Ma non aveva paura di usare altri registri, Profazio. Come quando su testo di Ignazio Buttitta aveva musicato 'Mafia e Parrini', cantato poi anche da Rosa Balistrieri. Un lucido atto d'accusa sulle connivenze tra cosche e religione, i saluti della statua del santo sotto casa dei boss, le deviazioni millenarie: "La mafia e i preti / si diedero la mano / se uno alza la croce / l'altro punta e spara / uno minaccia l'inferno / l'altro la lupara".
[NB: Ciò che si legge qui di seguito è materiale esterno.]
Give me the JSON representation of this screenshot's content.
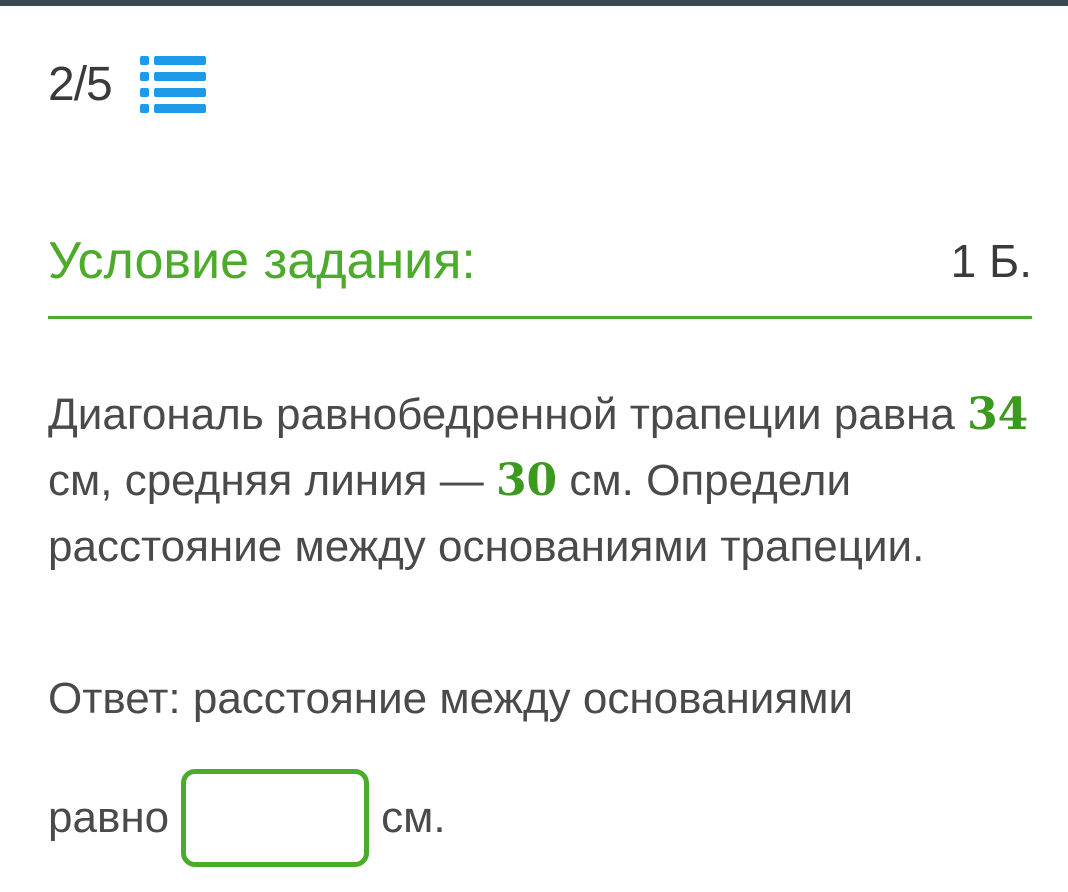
{
  "progress": {
    "text": "2/5"
  },
  "colors": {
    "accent": "#4cab2b",
    "icon": "#1e9be8"
  },
  "icons": {
    "task_list": "list-icon"
  },
  "header": {
    "title": "Условие задания:",
    "points": "1 Б."
  },
  "task": {
    "part1": "Диагональ равнобедренной трапеции равна ",
    "num1": "34",
    "part2": " см, средняя линия — ",
    "num2": "30",
    "part3": " см. Определи расстояние между основаниями трапеции."
  },
  "answer": {
    "line1": "Ответ: расстояние между основаниями",
    "prefix": "равно",
    "value": "",
    "suffix": "см."
  }
}
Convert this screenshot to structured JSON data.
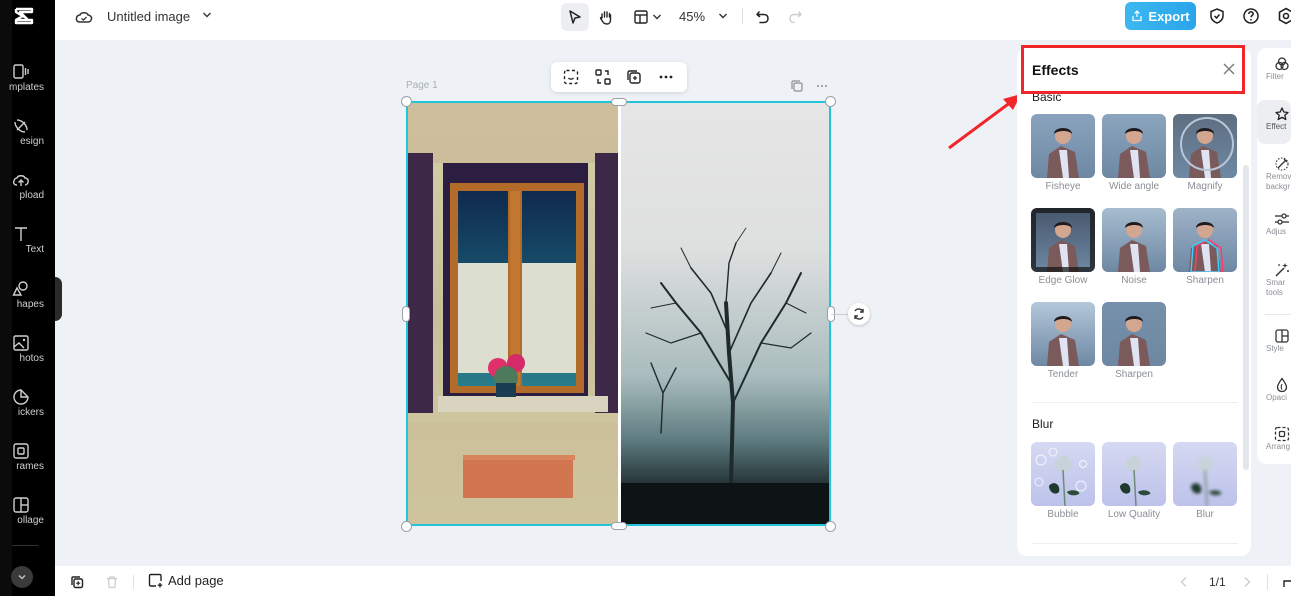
{
  "app": {
    "logo": "capcut-logo-icon"
  },
  "left_rail": {
    "items": [
      {
        "label": "Templates",
        "visible_label": "mplates",
        "icon": "templates-icon"
      },
      {
        "label": "Design",
        "visible_label": "esign",
        "icon": "design-icon"
      },
      {
        "label": "Upload",
        "visible_label": "pload",
        "icon": "upload-icon"
      },
      {
        "label": "Text",
        "visible_label": "Text",
        "icon": "text-icon"
      },
      {
        "label": "Shapes",
        "visible_label": "hapes",
        "icon": "shapes-icon"
      },
      {
        "label": "Photos",
        "visible_label": "hotos",
        "icon": "photos-icon"
      },
      {
        "label": "Stickers",
        "visible_label": "ickers",
        "icon": "stickers-icon"
      },
      {
        "label": "Frames",
        "visible_label": "rames",
        "icon": "frames-icon"
      },
      {
        "label": "Collage",
        "visible_label": "ollage",
        "icon": "collage-icon"
      }
    ],
    "more_icon": "chevron-down-icon"
  },
  "topbar": {
    "title": "Untitled image",
    "zoom": "45%",
    "export_label": "Export",
    "tools": [
      "select-tool",
      "hand-tool",
      "layout-tool",
      "undo",
      "redo"
    ]
  },
  "canvas": {
    "page_label": "Page 1",
    "floating_toolbar": [
      "smart-crop",
      "replace",
      "duplicate",
      "more"
    ],
    "images": [
      {
        "name": "window-with-flowers",
        "desc": "Rustic window with curtains and flower pot"
      },
      {
        "name": "foggy-tree",
        "desc": "Bare tree silhouette in fog"
      }
    ]
  },
  "effects_panel": {
    "title": "Effects",
    "sections": [
      {
        "title": "Basic",
        "items": [
          "Fisheye",
          "Wide angle",
          "Magnify",
          "Edge Glow",
          "Noise",
          "Sharpen",
          "Tender",
          "Sharpen"
        ]
      },
      {
        "title": "Blur",
        "items": [
          "Bubble",
          "Low Quality",
          "Blur"
        ]
      }
    ]
  },
  "right_rail": {
    "items": [
      {
        "label": "Filters",
        "visible_label": "Filter",
        "icon": "filters-icon"
      },
      {
        "label": "Effects",
        "visible_label": "Effect",
        "icon": "effects-icon",
        "active": true
      },
      {
        "label": "Remove background",
        "visible_label": "Remov backgr",
        "icon": "remove-background-icon"
      },
      {
        "label": "Adjust",
        "visible_label": "Adjus",
        "icon": "adjust-icon"
      },
      {
        "label": "Smart tools",
        "visible_label": "Smar tools",
        "icon": "smart-tools-icon"
      },
      {
        "label": "Style",
        "visible_label": "Style",
        "icon": "style-icon"
      },
      {
        "label": "Opacity",
        "visible_label": "Opaci",
        "icon": "opacity-icon"
      },
      {
        "label": "Arrange",
        "visible_label": "Arrang",
        "icon": "arrange-icon"
      }
    ]
  },
  "bottombar": {
    "add_page": "Add page",
    "pager": "1/1"
  },
  "annotation": {
    "color": "#f0262b",
    "target": "Effects panel header"
  },
  "colors": {
    "accent": "#2aa5ea",
    "selection": "#22c4d9",
    "annotation": "#f0262b"
  }
}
Entrambi i brani erano contenuti in 'Qua si campa d'aria', Fonit Cetra. Era il 1974. Profazio vinse il disco d'oro, viaggiò per il mondo, suonò per gli italiani all'estero. Poi presto ritornò con dignità, e amore per le radici, a fare il cantastorie a casa propria, nelle sagre di paese. Dove tra una 'Canzone del ciuccio', un inno ai pastori e una battuta, ha continuato per anni a lanciare i suoi sottotesti. E chi aveva orecchie per intendere, ha sempre inteso. Tutti gli altri, non capendo che si parlava di loro stessi, hanno comunque ballato e battuto le mani. E' questa la più celebre delle 'profaziate', come la gente chiamava le sue alzate d'ingegno. Quella riuscita meglio. Maestro, 'minchino! Eri un gigante tra i nani. Ti saremo per sempre grati.